ゴーグル越しでも目がチカチカするほどの光量だ。これ、裸眼だったら本当に危なかったかも。
一瞬の静寂。
砂埃1つ舞っていない。
視界はクリアだ。
「……あれ?」
僕は的を見た。
鋼鉄の板が、立っていた。
倒れてもいない。
吹き飛んでもいない。
「失敗?」
レールガンって聞いてたから、もっとこう、ドカーンと爆発して粉々になるのかと思っていた。
「いや」
お兄ちゃんが、フッと息を吐いてゴーグルを外した。
「成功だ。

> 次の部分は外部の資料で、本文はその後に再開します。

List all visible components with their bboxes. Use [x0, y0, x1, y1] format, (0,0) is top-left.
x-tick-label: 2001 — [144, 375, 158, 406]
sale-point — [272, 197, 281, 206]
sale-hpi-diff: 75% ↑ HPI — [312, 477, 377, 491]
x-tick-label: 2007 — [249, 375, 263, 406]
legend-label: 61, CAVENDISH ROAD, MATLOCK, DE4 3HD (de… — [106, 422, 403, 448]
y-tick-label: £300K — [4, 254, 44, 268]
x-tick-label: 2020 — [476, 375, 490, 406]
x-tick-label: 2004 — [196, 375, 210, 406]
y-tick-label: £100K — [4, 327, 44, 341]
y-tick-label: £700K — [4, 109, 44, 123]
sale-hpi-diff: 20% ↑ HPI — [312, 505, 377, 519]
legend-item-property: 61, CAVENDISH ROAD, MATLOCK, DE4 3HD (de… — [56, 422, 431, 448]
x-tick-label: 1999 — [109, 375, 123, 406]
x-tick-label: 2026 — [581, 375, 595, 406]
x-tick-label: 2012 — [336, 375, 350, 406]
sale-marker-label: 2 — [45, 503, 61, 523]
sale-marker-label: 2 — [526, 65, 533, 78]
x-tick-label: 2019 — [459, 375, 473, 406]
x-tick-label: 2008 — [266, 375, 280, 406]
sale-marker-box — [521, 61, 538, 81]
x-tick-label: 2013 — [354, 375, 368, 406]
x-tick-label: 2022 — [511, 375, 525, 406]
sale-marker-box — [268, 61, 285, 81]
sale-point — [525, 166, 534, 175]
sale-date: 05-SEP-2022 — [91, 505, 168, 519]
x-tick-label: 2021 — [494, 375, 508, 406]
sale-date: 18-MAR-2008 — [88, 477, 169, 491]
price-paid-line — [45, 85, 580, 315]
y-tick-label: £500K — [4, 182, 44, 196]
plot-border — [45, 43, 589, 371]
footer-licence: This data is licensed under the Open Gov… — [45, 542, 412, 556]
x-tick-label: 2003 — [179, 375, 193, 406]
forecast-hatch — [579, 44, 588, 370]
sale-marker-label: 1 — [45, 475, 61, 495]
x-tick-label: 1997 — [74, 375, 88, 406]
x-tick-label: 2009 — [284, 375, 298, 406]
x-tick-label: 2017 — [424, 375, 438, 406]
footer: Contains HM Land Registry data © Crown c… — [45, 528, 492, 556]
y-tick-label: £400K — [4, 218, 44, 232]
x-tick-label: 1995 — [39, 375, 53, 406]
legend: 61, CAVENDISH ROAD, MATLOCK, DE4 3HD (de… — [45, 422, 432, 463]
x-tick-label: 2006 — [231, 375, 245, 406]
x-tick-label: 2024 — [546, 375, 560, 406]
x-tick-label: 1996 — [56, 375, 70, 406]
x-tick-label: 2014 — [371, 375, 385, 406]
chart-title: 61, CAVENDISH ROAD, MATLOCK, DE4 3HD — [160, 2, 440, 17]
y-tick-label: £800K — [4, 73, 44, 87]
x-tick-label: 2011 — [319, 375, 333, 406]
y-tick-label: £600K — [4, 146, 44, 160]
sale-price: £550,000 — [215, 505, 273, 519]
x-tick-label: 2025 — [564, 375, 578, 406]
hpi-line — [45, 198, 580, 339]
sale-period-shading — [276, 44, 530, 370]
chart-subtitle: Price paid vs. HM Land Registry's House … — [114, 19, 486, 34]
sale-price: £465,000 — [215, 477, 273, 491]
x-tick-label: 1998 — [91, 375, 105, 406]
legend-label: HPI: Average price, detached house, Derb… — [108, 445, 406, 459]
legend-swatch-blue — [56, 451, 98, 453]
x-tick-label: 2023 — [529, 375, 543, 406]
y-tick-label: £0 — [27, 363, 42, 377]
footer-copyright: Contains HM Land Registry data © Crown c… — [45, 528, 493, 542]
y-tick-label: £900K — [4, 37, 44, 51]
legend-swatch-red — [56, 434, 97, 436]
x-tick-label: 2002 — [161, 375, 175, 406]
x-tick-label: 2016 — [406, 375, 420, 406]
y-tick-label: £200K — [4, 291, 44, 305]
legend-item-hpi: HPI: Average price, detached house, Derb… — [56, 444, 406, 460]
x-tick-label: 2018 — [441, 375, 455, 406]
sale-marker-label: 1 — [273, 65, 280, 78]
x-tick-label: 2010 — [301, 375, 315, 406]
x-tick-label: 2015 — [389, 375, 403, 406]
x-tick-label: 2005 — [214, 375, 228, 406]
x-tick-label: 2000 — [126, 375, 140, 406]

……見てみろ」
僕たちもゴーグルを外して、的の近くに駆け寄った。
そして、言葉を失った。
「……うわ」
1枚目の鉄板。
そのど真ん中に、直径数センチの**「穴」**が空いていた。
まるで熱したナイフでバターを刺したように、切断面がドロドロに赤熱し、溶けている。
それだけじゃない。
覗き込むと、2枚目、3枚目……10枚目。
全ての鉄板のまったく同じ位置に、綺麗な円形の穴が貫通していた。
さらに視線を先に向けると――。
演習場の最奥。
分厚い防魔コンクリートの壁に、直径1メートルほどの大穴が穿たれ、深く抉れていた。
「す、凄い……」
「計算通り、いや、それ以上の貫通力だ……」
霧島先生と馬郡先生が、興奮した様子で穴を調べている。
自分たちで作ったのに、実際に見て改めて驚いているようだ。
「爆発させずに、鉄を液状化させながら突き抜ける……。
これが、お兄ちゃんの……」
想像していた派手な破壊とは違う。
もっと恐ろしい、静かで致命的な暴力。
『……くくっ』
低い笑い声が聞こえた。
イカヅチだ。
『我の雷のように、拡散し、焼き尽くすものかと思っていたが……。
一点に収束させ、突き抜くとはな』
雷獣は、満足そうに目を細めた。
『勝手に伸びると思っていたが、そう来たか。
人間とは、面白き技を考える』
精霊に褒められて、お兄ちゃんは少し照れくさそうに、でも誇らしげに胸を張った。
「これが、俺の『レールガン』だ」
その横顔を見て、僕は思った。
やっぱりお兄ちゃんはすごい。
精霊の力を借りている僕と違って、お兄ちゃんは自分の頭脳で、魔法を新しい次元に進化させているんだ。
……まあ、後ろでエレノア先生が「物理法則と魔法の融合……この兄弟、揃いも揃って化け物ね……」って頭を抱えていることには、気づかないフリをしておこう。